People in China marveled at the way Mr. Musk handled the country’s hard-nosed authorities. They have been more critical of the ways he has sometimes treated his own workers. He lashed out last year at California health officials who demanded that a Tesla factory there remain closed out of coronavirus concerns. The company has also come under scrutiny for workplace injuries and racial discrimination.
“He is a real dreamer and creator, yet he is also a coldblooded, self-absorbed megalomaniac,” Hong Bo, a longtime tech commentator in China who writes under the name Keso, said of Mr. Musk. “I admire his courage in breaking with outdated conventions, and yet I intensely dislike his trampling on the bottom lines of humanity.”
Mr. Musk and Tesla did not respond to emails requesting comment.
The frustration with Big Tech is part of a wider malaise in China. For many young people, decades of breakneck economic growth seem to have resulted in only fiercer competition for opportunities, less stability and less say over the direction of their lives.

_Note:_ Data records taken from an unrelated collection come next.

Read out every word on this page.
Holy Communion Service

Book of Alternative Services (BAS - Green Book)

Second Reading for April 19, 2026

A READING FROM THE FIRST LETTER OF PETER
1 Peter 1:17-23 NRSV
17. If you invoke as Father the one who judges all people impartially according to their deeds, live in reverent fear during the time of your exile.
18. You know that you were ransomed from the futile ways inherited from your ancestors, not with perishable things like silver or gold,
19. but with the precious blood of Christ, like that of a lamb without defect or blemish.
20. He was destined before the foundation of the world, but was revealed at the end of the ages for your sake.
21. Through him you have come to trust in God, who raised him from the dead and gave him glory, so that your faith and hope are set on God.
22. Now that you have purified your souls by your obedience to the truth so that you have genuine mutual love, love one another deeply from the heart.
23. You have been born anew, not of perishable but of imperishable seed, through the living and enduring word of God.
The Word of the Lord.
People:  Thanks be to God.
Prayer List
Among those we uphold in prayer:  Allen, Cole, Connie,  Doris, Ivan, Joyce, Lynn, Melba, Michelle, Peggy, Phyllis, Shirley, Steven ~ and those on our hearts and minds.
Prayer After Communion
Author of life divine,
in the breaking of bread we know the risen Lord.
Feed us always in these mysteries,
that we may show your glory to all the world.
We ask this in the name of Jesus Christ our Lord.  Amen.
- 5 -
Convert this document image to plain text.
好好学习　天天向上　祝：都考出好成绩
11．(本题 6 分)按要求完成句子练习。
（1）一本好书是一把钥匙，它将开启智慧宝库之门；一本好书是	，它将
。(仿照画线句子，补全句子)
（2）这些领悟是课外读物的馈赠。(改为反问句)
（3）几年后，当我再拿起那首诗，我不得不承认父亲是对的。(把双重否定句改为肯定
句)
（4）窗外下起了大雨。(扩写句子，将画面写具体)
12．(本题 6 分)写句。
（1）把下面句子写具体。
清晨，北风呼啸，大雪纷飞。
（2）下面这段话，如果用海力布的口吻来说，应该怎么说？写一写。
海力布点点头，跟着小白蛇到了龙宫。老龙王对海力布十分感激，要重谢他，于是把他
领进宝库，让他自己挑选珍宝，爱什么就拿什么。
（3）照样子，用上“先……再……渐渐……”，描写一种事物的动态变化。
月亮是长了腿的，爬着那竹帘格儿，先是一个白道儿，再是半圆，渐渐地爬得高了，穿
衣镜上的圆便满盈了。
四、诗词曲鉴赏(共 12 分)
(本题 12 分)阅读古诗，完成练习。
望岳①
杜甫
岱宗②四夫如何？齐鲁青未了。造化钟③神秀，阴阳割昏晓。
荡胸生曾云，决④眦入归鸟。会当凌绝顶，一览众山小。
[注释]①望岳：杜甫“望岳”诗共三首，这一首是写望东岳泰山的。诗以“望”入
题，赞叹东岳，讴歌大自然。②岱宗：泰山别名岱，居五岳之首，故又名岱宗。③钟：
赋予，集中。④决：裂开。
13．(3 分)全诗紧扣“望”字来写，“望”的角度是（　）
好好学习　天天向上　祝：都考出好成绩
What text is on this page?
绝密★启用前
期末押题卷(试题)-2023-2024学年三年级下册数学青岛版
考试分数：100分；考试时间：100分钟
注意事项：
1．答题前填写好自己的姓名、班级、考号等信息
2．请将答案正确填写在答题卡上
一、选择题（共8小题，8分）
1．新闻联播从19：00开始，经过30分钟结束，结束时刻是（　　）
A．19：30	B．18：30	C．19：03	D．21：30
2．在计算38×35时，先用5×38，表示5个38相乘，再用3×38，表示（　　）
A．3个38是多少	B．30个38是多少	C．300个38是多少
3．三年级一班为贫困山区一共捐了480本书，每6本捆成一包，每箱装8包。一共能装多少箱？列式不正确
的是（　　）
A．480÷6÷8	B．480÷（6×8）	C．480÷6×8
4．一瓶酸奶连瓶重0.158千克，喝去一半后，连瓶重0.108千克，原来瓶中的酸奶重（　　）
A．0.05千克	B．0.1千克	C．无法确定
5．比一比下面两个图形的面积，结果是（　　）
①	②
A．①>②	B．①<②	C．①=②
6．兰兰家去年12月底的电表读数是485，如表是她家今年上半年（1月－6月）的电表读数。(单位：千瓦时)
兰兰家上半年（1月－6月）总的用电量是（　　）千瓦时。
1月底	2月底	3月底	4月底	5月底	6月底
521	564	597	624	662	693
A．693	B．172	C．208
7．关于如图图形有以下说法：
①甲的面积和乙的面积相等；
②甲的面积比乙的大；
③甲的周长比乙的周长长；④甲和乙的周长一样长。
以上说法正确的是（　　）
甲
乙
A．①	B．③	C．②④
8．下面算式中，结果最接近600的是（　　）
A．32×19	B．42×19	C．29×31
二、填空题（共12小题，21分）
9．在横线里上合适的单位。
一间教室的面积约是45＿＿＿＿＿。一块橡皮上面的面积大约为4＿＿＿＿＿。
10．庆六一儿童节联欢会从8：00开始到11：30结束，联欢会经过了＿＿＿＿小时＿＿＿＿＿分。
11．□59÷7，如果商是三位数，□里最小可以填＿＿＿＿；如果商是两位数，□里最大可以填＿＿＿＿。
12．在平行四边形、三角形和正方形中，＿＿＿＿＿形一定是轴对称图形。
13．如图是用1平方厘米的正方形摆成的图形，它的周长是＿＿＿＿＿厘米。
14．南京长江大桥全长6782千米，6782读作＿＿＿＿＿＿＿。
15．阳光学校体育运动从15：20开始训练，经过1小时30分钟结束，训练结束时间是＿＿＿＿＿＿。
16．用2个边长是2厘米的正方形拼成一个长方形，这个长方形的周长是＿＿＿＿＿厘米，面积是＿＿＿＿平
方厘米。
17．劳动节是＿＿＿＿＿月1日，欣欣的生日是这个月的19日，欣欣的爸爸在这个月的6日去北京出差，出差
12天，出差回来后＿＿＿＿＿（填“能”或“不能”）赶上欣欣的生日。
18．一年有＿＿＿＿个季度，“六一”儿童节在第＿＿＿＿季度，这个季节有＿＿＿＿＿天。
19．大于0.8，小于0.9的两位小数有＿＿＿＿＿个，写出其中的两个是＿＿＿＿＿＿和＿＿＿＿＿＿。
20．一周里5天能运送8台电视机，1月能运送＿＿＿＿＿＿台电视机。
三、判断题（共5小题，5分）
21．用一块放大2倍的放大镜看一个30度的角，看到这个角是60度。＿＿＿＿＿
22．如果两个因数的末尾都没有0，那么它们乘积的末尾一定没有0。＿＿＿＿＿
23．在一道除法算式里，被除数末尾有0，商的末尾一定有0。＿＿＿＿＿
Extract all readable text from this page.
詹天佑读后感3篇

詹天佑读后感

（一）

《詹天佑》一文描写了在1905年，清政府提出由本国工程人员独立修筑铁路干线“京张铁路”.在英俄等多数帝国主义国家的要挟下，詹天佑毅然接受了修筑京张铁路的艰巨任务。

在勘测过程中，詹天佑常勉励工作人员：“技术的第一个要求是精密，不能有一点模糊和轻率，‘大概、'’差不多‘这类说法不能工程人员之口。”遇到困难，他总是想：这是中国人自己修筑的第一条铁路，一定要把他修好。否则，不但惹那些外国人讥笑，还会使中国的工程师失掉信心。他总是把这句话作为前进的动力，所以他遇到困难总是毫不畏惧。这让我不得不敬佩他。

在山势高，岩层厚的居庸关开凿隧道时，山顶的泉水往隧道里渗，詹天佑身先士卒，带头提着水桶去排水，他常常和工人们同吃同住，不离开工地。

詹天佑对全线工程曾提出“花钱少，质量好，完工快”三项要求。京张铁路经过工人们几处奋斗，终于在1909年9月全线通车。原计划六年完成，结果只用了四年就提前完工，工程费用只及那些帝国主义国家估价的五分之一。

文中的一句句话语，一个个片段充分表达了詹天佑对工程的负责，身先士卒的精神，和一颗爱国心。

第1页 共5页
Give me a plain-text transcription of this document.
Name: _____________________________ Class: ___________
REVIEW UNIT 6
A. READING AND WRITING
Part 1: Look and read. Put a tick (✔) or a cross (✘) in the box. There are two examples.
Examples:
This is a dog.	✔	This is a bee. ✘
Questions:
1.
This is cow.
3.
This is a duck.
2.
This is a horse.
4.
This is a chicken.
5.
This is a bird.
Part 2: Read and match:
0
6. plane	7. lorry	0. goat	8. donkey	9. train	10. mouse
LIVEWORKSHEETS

On the Chinese internet, the term that has captured the mood is “involution,” previously used by anthropologists to describe agrarian societies that grew in size or complexity without becoming more advanced or productive.
The feeling among young Chinese people that they are fighting harder for a slimmer chance at material gain is leading them to hope to “reorganize life in a different way,” said Biao Xiang, who studies social change in China and is director of the Max Planck Institute for Social Anthropology in Germany.